Helaan nafas terdengar dari pemuda beriris biru itu, perlahan dia meneguhkan hatinya dan menatap langsung manik hitam di depannya. "What if I say that 'You and I mean Love'?" Akhirnya dia berhasil mengatakannya.

Hening tiba-tiba menyelimuti mereka. Tatapan mereka bertahan hingga beberapa detik kemudian, sampai akhirnya Sasuke, sang pemilik manik hitam, memutus tatapan mereka. Ia melanjutkan pekerjaannya yang sempat tertuda dan kemudian menyingkirkannya ke ujung meja. "Kau tahu, kau adalah teman terbaikku, tidak lebih. Lagipula aku tak tertarik pada lelaki."

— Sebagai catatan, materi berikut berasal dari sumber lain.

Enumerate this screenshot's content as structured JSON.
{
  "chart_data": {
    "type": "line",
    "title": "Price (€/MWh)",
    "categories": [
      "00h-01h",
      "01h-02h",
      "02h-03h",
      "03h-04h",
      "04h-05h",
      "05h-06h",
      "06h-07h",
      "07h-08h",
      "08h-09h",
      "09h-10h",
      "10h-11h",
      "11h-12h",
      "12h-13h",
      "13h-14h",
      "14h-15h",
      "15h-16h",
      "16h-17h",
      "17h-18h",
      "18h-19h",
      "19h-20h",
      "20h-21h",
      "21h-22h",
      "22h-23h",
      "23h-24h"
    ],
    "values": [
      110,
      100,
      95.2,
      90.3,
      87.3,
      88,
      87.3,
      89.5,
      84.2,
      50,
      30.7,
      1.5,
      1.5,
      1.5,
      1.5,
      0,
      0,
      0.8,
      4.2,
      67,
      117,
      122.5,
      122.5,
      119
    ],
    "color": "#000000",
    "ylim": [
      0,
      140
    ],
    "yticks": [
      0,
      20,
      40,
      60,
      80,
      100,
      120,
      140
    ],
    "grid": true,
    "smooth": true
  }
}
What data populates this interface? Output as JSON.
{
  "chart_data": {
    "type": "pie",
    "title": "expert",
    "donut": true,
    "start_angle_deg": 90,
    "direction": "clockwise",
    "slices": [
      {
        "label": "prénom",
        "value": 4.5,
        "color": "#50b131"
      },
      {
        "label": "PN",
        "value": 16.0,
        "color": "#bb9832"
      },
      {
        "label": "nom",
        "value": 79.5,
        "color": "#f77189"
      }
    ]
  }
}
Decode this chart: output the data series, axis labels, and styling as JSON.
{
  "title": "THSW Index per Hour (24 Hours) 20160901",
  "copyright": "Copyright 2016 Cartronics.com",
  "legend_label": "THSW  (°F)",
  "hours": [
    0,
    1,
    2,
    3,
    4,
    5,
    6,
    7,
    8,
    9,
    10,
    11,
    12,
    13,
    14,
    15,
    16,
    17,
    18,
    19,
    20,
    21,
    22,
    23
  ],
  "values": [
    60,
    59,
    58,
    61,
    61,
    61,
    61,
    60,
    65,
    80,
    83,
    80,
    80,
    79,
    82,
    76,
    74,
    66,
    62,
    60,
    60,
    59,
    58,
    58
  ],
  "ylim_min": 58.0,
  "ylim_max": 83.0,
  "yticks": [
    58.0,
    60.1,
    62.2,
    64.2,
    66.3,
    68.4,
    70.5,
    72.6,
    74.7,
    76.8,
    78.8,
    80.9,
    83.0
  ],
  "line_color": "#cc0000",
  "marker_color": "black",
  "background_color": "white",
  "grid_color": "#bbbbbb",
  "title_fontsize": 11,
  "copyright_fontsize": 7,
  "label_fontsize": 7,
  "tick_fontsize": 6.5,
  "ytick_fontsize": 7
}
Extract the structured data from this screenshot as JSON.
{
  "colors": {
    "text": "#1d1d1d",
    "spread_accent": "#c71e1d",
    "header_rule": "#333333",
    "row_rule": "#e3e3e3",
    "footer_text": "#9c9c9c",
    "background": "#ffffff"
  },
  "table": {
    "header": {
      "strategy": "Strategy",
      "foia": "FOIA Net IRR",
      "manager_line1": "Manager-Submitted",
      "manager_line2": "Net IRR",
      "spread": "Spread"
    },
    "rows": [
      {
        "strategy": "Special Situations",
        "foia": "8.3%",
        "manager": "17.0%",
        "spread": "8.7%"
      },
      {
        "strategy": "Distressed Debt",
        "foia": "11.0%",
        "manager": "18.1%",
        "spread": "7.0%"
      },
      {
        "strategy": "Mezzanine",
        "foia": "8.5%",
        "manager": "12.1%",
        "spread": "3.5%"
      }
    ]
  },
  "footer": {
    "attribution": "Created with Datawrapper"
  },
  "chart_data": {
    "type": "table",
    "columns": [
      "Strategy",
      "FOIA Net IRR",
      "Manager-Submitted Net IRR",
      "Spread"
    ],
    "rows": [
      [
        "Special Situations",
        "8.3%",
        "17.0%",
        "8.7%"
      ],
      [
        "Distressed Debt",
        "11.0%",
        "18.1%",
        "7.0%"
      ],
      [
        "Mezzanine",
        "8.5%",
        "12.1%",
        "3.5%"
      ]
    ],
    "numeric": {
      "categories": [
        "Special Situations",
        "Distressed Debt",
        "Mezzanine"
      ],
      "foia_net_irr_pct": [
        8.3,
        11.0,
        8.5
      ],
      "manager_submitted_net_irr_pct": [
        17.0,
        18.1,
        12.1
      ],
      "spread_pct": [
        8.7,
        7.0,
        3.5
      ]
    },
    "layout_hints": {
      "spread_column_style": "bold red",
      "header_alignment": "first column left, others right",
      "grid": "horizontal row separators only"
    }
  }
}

Naruto hanya menundukkan kepalanya, dia tahu kemungkinan Sasuke untuk membalas perasaannya sangatlah kecil. Tapi mencoba tidak ada salahnya bukan?

-oOo-

Keesokan harinya tidak ada yang berubah, Naruto tetap membantu Sasuke mengurus festival sekolah mereka. Senyum matahari Naruto selalu terlukis di bibirnya. Tanpa Sasuke tahu, ada luka yang tesembunyi di balik senyum lima jari itu.

Beberapa bulan kemudian, tiba-tiba saja Sasuke mulai menjauhi Naruto. Berbagai alasan selalu dilontarkannya saat Naruto mengajaknya pulang. Barangkali Sasuke sedang ingin sendiri, pikir Naruto. Dia mencoba memikirkan semua hal positif tentang Sasuke. Walaupun di sudut hatinya dia tahu alasan Sasuke menjauh, tapi dia menyangkalnya.

Sore itu Naruto sengaja mampir ke pusat perbelanjaan kota sepulang sekolah. Dia berniat untuk membeli beberapa perlengkapan sekolah dan tentu saja memperbaharui stok ramennya. Saat dia berjalan melewati kedai eskrim, matanya tiba-tiba tertuju pada dua orang yang sedang duduk di dalam kedai. Dia mengenal salah satunya, pemuda bersurai hitam yang memakai seragam yang sama dengannya, Sasuke.

Tetapi dia tidak mengenal siapa pemuda yang duduk di depan Sasuke itu. Yang dia tahu hanya asal sekolah pemuda tersebut, dari seragam yang dikenakannya pemuda itu, sepertinya dia berasal dari sekolah di kota sebelah.

Apa yang dilakukannya dengan Sasuke di sini? Pikiran-pikiran negatif tentang alasan Sasuke menjauh darinya kembali berputar dikepalanya. Naruto menggelengkan kepalanya, mencoba mejernihkan otaknya dari pikiran-pikiran negatif itu. "Pasti Sasuke ada urusan dengannya," ucapnya optimis. Tapi matanya sedari tadi tidak dapat lepas dari gerak gerik mereka. Dan tiba-tiba saja pemuda yang tak dikenalnya itu mencondongkan tubuh ke arah Sasuke dan menciumnya tepat di bibir.

Naruto membelalakkan matanya, tubuhnya membatu. Tidak, tidak. Dia mencoba menghilangkan imeji yang terlihat barusan, berusaha menganggapnya salah lihat, tapi, ketika ia melihat Sasuke mencium balik pemuda itu, dia tahu itu benar. Sasuke...mengkhianatinya. Sasuke... Sasuke... Naruto melihat merah.

.

.

.

.

"Sekarang semuanya sempurna. Kau sudah menjadi milikku, Sasuke."